I am taking a course in real analysis (materials include Measure theory, Lebesgue integral, etc.) and I couldn't justify a statement in the course material. Consider
$$\lim_{\alpha\to0^+}\biggl(\lim_{M\to+\infty}\int_{-M}^{M}\dfrac{t\sin(tx)}{\alpha^2+t^2}dt\biggr)$$
My instructor asserted that this is equal to
$$\lim_{M\to+\infty}\biggl(\lim_{\alpha\to0^+}\int_{-M}^{M}\dfrac{t\sin(tx)}{\alpha^2+t^2}dt\biggr)$$
i.e. we can interchange the two limits infront of the integral. But I don't see why this is true. I have checked out this answer, Here is what I did: set
$a_{m,n}=\int_{-M_m}^{M_m}\dfrac{t\sin(tx)}{\alpha_n^2+t^2}dt$ where $M_m\uparrow+\infty$ and $\alpha\downarrow0$. Then
$$\lim_{\alpha\to0^+}\biggl(\lim_{M\to+\infty}\int_{-M}^{M}\dfrac{t\sin(tx)}{\alpha^2+t^2}dt\biggr)=\lim_{n\to\infty}(\lim_{m\to\infty}a_{m,n})=\lim_{n\to\infty}\sum_{m=1}^\infty c_{m,n}$$
if we put $c_{m,n}=a_{m,n}-a_{m-1,n}$ and take $a_{0,n}=0$ for every n. But then its easy to see that $\{c_{m,n}\}$ is neither nonnegative nor absolutely summable (it is not nonnegative because $\sin(tx)$ could be negative, its not absolutely summable because $\frac{sinx}{x}$ is not integrable), so I can't interchange the infinite sum and the limit using Monotone convergence theorem or Dominated convergence theorem. Hence I am stuck.
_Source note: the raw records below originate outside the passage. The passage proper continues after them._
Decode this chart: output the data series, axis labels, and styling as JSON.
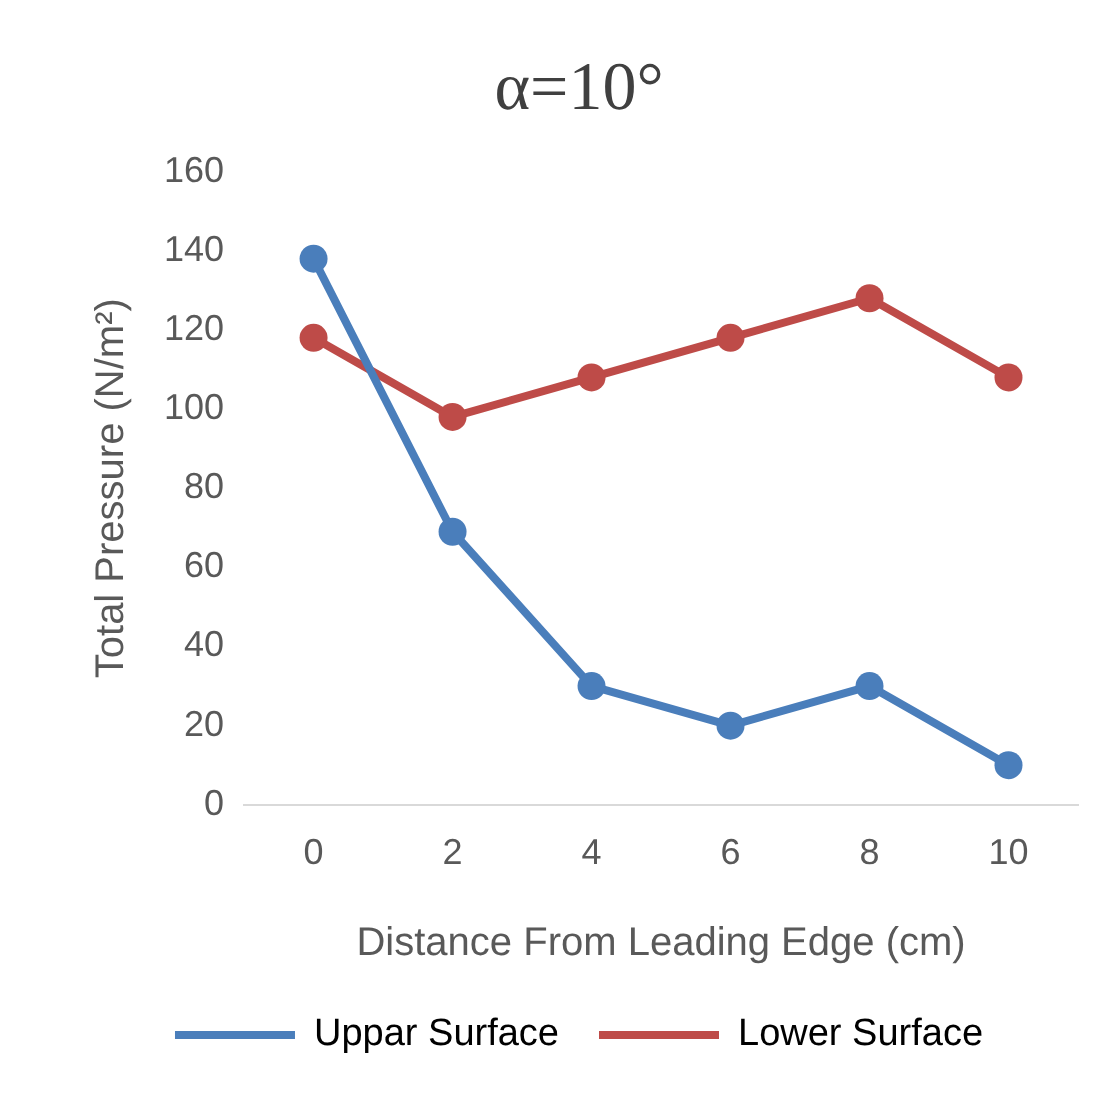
{
  "chart_data": {
    "type": "line",
    "title": "α=10°",
    "xlabel": "Distance From Leading Edge (cm)",
    "ylabel": "Total Pressure (N/m²)",
    "categories": [
      "0",
      "2",
      "4",
      "6",
      "8",
      "10"
    ],
    "series": [
      {
        "name": "Uppar Surface",
        "color": "#4a7ebb",
        "values": [
          138,
          69,
          30,
          20,
          30,
          10
        ]
      },
      {
        "name": "Lower Surface",
        "color": "#be4b48",
        "values": [
          118,
          98,
          108,
          118,
          128,
          108
        ]
      }
    ],
    "ylim": [
      0,
      160
    ],
    "yticks": [
      0,
      20,
      40,
      60,
      80,
      100,
      120,
      140,
      160
    ],
    "grid": false,
    "legend": "bottom",
    "marker": "circle",
    "line_style": "solid"
  }
}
Any help is appreciated, thank you for all your help in advance.
Edit: sorry I made a typo (the $x^2$ on the denominator should really be $t$). But I think proving uniform convergence in $M$ would still work.
Best Answer
Note: There was a mistake in the answer, I was integrating with respect to $x$...
If the integral is with respect to $t$ instead, since $\lim_{t \to \infty} t \sin(tx) \neq 0$ for all $x \neq 0$, the integral $$ \lim_{M\to+\infty}\int_{-M}^{M}\dfrac{t\sin(tx)}{\alpha^2+x^2}dt=2\lim_{M\to+\infty}\int_{0}^{M}\dfrac{t\sin(tx)}{\alpha^2+x^2}dt $$ is divergent, so both sides are divergent in this case.
Note that $$ \left| \int_{-M}^{M}\dfrac{t\sin(tx)}{\alpha^2+x^2}dx -\int_{-M}^{M}\dfrac{t\sin(tx)}{x^2}dx \right|= \alpha^2\left| \int_{-M}^{M}\dfrac{t\sin(tx)}{(\alpha^2+x^2)x^2}dx \right| \\ \leq \alpha^2\left| \int_{-M}^{M}\dfrac{t\sin(tx)}{x^4}dx \right| \leq \alpha^2 \int_{-\infty}^{\infty}\dfrac{|t\sin(tx)|}{x^4}dx $$
This shows that $\lim_{\alpha\to0^+}\int_{-M}^{M}\dfrac{t\sin(tx)}{\alpha^2+x^2}dx=\int_{-M}^{M}\dfrac{t\sin(tx)}{x^2}dx$ uniformly in $M$
You can use this uniformity to show that the limits can be interchanged, it is an instructive and relatively easy exercise.
This idea is usually called the Moore-Osgood theorem.